Question

How to compare the gene profile of two organisms (what genes are in common) using genBank?

0

Entering edit mode

4 days ago

marongiu.luigi ▴ 730

I have two bacterial strains (alpha and beta) that have, respectively 4480 and 4424 genes, or 4369 and 4313 CDS. I counted these by using a

grep '(gene|CDS)*.\.\. {file}.gb | wc -l

(meaning I first looked at genes and then CDS) function but then I noticed that the GenBank file already contains these fields (e.g. CDSs (total) :: 4,480), which essentially confirmed my counts.

Now, alpha and beta differ for 56 genes/CDS and I would like to know what genes in particular are missing in each strain with respect to the other strain.
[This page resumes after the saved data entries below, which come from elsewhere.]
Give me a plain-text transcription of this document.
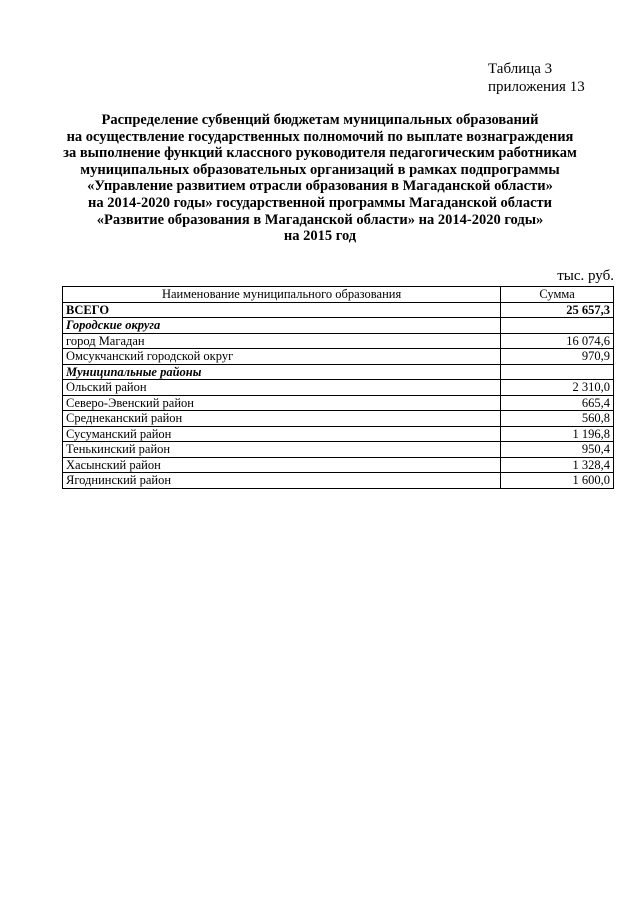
Таблица 3
приложения 13
Распределение субвенций бюджетам муниципальных образований
на осуществление государственных полномочий по выплате вознаграждения
за выполнение функций классного руководителя педагогическим работникам
муниципальных образовательных организаций в рамках подпрограммы
«Управление развитием отрасли образования в Магаданской области»
на 2014-2020 годы» государственной программы Магаданской области
«Развитие образования в Магаданской области» на 2014-2020 годы»
на 2015 год
тыс. руб.
Наименование муниципального образования	Сумма
ВСЕГО	25 657,3
Городские округа	
город Магадан	16 074,6
Омсукчанский городской округ	970,9
Муниципальные районы	
Ольский район	2 310,0
Северо-Эвенский район	665,4
Среднеканский район	560,8
Сусуманский район	1 196,8
Тенькинский район	950,4
Хасынский район	1 328,4
Ягоднинский район	1 600,0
I grepped the

/gene=

instance for each strain's gb file, sent the output to a spreadsheet and work on this to remove duplicates and check what genes where present in both strain using the vlookup function of the spreadsheet.

In this way, I have a count of 46 genes. There are 10 genes missing.

My questions are:

What did I get wrong? Am I missing another term for 'gene' recorded in the GenBank format?
Is there a more canonical (and precise) way of comparing the gene profiles of two strains? Is there a real bioinformatic tool for this job?

Thank you

genes genbank genome comparison • 279 views

ADD COMMENT • link 2 days ago by marongiu.luigi ▴ 730

score 0 · Answer 1 · 2024-12-18

There should be multiple ways of doing this. I will suggest one of them.

First, it is clunky and likely not very precise to do this from GenBank files, as only the sequence comparison will properly answer your question. I assume you have predicted protein sequences for your strains in FASTA format. I also assume that your strains are very similar, and that sequence identity is 95+% for all shared proteins.

We start by concatenating the two proteomes, and then cluster all the sequences. There is a program for it called cd-hit:

https://github.com/weizhongli/cdhit

A command would be something like this:

cd-hit -i combined_proteome.fas -o combined_proteome_95.fas -c 0.95

All protein sequences they share at 95+% sequence identity would be in file combined_proteome_95.fas. But you want sequences they don't share, so there is an auxiliary file named combined_proteome_95.fas.clstr - basically the same name as given with the -o switch + .clstr. That file lists all the clusters, and you would have to go through them and find those clusters that have a single member.